At the Semantic Web Business and Technology Conference in San Francisco in 2011, a company called Pragmatech presented a prototype of its CTRL semantic engine. Now, a little more than a year later, it’s launching products and services, as well as an API, for business and general public use.

The Daily Star, an English language news publication in the Middle East, is one of the early adopters of CTRL for its web site. The semantic technology powers the news site’s surfacing of topically related stories, summaries of an article, and entities extracted from it. Soon, readers also will be able to follow topics related to articles as well.

“Many semantic technologies do entity extraction at a shallow level,” says Dr. Walid Saba, who leads the R&D team at Pragmatech. “We go deeper.” As an example, readers of The Daily Star wanting to explore stories by following a key topic – a particular world figure as a diplomat, rather than in his or her other past role as a businessperson, for instance – will be directed to stories specific to that. Within the first couple of weeks of deployment, the news site more than tripled user engagement, Saba says.

There are many semantic engines that support the key requirements of entity extraction, analysis of text to figure out key terms or key phrases, summarizations, and semantic comparisons across text. But what Saba says sets CTRL apart is its focus on key topics: “What we do that no one had done, and why we can do topic relevancy or topic comparisons of text even in different languages, is to extract or identify and then analyze and determine key topics. We don’t mean phrases. A topic for us is like a concept but a complex semantic concept that describes the subject matter.”

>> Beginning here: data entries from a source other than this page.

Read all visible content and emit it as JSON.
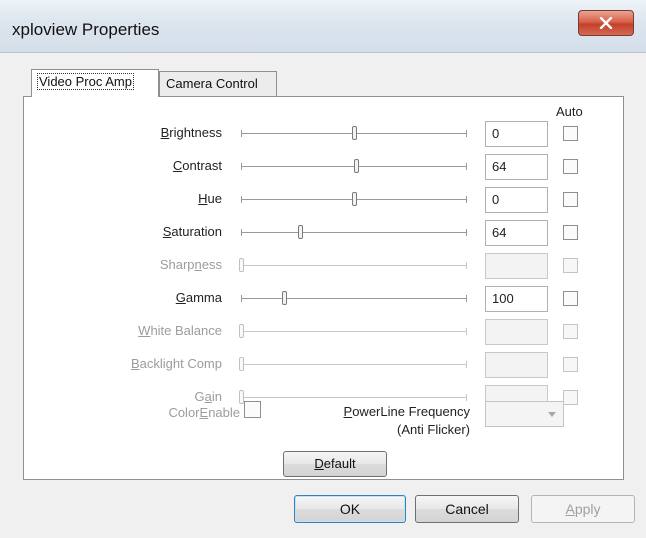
{
  "window": {
    "title": "xploview Properties"
  },
  "tabs": [
    {
      "label": "Video Proc Amp",
      "active": true
    },
    {
      "label": "Camera Control",
      "active": false
    }
  ],
  "auto_header": "Auto",
  "controls": [
    {
      "label_pre": "",
      "label_key": "B",
      "label_post": "rightness",
      "value": "0",
      "level": 0.5,
      "enabled": true
    },
    {
      "label_pre": "",
      "label_key": "C",
      "label_post": "ontrast",
      "value": "64",
      "level": 0.51,
      "enabled": true
    },
    {
      "label_pre": "",
      "label_key": "H",
      "label_post": "ue",
      "value": "0",
      "level": 0.5,
      "enabled": true
    },
    {
      "label_pre": "",
      "label_key": "S",
      "label_post": "aturation",
      "value": "64",
      "level": 0.26,
      "enabled": true
    },
    {
      "label_pre": "Sharp",
      "label_key": "n",
      "label_post": "ess",
      "value": "",
      "level": 0,
      "enabled": false
    },
    {
      "label_pre": "",
      "label_key": "G",
      "label_post": "amma",
      "value": "100",
      "level": 0.19,
      "enabled": true
    },
    {
      "label_pre": "",
      "label_key": "W",
      "label_post": "hite Balance",
      "value": "",
      "level": 0,
      "enabled": false
    },
    {
      "label_pre": "",
      "label_key": "B",
      "label_post": "acklight Comp",
      "value": "",
      "level": 0,
      "enabled": false
    },
    {
      "label_pre": "G",
      "label_key": "a",
      "label_post": "in",
      "value": "",
      "level": 0,
      "enabled": false
    }
  ],
  "color_enable": {
    "label_pre": "Color",
    "label_key": "E",
    "label_post": "nable"
  },
  "powerline": {
    "line1_key": "P",
    "line1_rest": "owerLine Frequency",
    "line2": "(Anti Flicker)",
    "value": ""
  },
  "buttons": {
    "default_key": "D",
    "default_rest": "efault",
    "ok": "OK",
    "cancel": "Cancel",
    "apply_key": "A",
    "apply_rest": "pply"
  }
}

As an example, take a phrase like global warming. Put that into its engine and Saba says it will return documents where not only is global warming not mentioned but climate change is, and is actually a key topic in the other document. “That is the ultimate goal of semantic technology – that I describe subject matter in my own words, and it gets me documents that are the key topic expressed using a different set of words.” That goes for documents in the same or another language. “Because our engine is truly semantic all we need is a decent translator,” he says. “Because words are not the key things, we just need to understand the gist of a story and a decent translator can do that for us.”

Its API will be free initially, the idea being for enterprises to leverage it as they see fit. It also is making available a plug-in for Office environments; users reading or creating content in a Word doc, for example, will be able to select a piece of text and have semantically relevant content it knows about served up. That can be videos (which Pragmatech is scaling up now from a few hundred thousand) or images as well as text documents. It’s also developed an extension for Chrome web browsers, where users can grab text from a web page and also retrieve topically relevant documents.  Other end user tools and services to be released include a PowerPoint add-in, and a blogger content enrichment tool. Its semantic search demo will continuously increase in database size as it crawls more websites daily.

The team at Pragmatech says it can envision many other apps for end users and the enterprise alike, where they can use the power of semantic technology in creating and following content. And some verticals, like news agencies and media monitoring services, all require good semantic technology in terms of comparing content semantically, summarize it intelligently and extracting key topics, he says. The company also has seen interest from a content management system provider, that Saba said told it its metatag extraction to identify key topics in a document on its own is of great value for a content producer.

Another aspect that Saba says is critical is performance. “Semantic engines suffer a lot from doing deep analysis for every word, meaning and phrase,” he says. But CTRL is getting around that; its team of software engineers, he says, “did technology, not at the linguistic level, to make it run like a bullet.”